The Circular Bath, where bathers completed their visits to the steam rooms with a cold plunge to rinse off, freshen up and close the pores of their skin. Now it's used as a LARGE wishing well. Don't worry...we participated. :)
Before leaving the Roman Baths, Daddy and I tried a glass of the Spa water in the Pump Room. It is drawn up through a borehole sunk below the King's Bath. In the late 17th century, doctors were recommending drinking the water as a remedy for internal conditions. Although bathing in the King's Bath is no longer possible, the spa water fountain remains a central feature of life in the Pump Room, where a taste of the water that led to the foundation nearly 2,000 years ago is a must. 
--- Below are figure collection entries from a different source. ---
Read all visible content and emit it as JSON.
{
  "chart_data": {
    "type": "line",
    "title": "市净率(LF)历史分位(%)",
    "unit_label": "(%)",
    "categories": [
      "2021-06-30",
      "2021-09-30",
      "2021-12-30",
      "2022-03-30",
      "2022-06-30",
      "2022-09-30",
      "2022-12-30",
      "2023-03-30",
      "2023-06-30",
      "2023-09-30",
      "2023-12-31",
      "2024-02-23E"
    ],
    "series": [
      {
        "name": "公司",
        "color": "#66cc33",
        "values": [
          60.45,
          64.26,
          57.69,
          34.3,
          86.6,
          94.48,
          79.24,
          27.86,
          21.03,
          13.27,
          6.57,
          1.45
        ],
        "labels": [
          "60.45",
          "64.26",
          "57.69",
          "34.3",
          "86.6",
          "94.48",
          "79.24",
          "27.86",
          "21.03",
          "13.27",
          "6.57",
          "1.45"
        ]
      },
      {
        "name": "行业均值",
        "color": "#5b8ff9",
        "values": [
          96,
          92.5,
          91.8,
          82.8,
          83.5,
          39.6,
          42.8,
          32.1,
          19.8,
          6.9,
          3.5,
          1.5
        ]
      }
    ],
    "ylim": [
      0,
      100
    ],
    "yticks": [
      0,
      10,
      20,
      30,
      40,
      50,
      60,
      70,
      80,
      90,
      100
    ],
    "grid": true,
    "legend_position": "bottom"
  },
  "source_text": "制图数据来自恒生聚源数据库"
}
Hidden behind the trees, was a complete orchestra including a conductor dressed in a proper tuxedo. You may be wondering what song we were enjoying from this beautiful view? If Lady Gaga Bad Romance popped in your head...you guessed correctly. It was interesting hearing people with different accents walking by singing, "Ra, ra, oh, la, la..." Everybody knows Lady Gaga. 
Plant a Tree for the Future
This bridge, which has shops, restaurants and pubs inside, is modeled from the Ponte Vecchio in Florence. 
Out of all the above mentioned places, where do you think we stopped? You guessed it. A pub for a proper Guinness, complete with a shamrock on top of the foam. 
You were being so snuggly and adorable with Daddy. I just had to take a picture.
Our hotel- the Queensberry
They had a pack-n-play all set up for you and everything. When Daddy made the reservation they kept calling it a cot and I was worried you were literally going to get a cot that big kids sleep on in hotels back home in the states. Silly Mommy. 
This part of town is called the Circus. 
The Royal Crescent- a cool looking hotel with an even cooler view.
Sally Lunn's restaurant was the first building in Bath. You can even go downstairs to the basement and see the original kitchen where their famous Sally Lunn's buns were made. Of course I had to stop to buy a bun for take away and check out the kitchen museum. Pretty anticlimactic. It was a BIG fluffy hamburger bun that wasn't warm and didn't have a special/unique flavor. The jam I bought to eat with it wasn't too good either. You win some and lose some. 
Take away = British way of saying carry out. 
For our anniversary, we treated ourselves to a massage and a relaxing morning at the Therma Spa. We spent quality time together on the warm roof top pool overlooking the city of Bath as well as the scented steam rooms. Our favorite scent was the eucalyptus steam room, which cleared up our congestion.  
We hopped on the train to head home and get ready for Grandma Patti and Papa Lon to visit the following day. They were conveniently vacationing in Sweden with your Great Aunt Jeryl, Great Uncle Lars, your 2nd cousin, Erik, Great Papa Jerry and your second cousin, Will.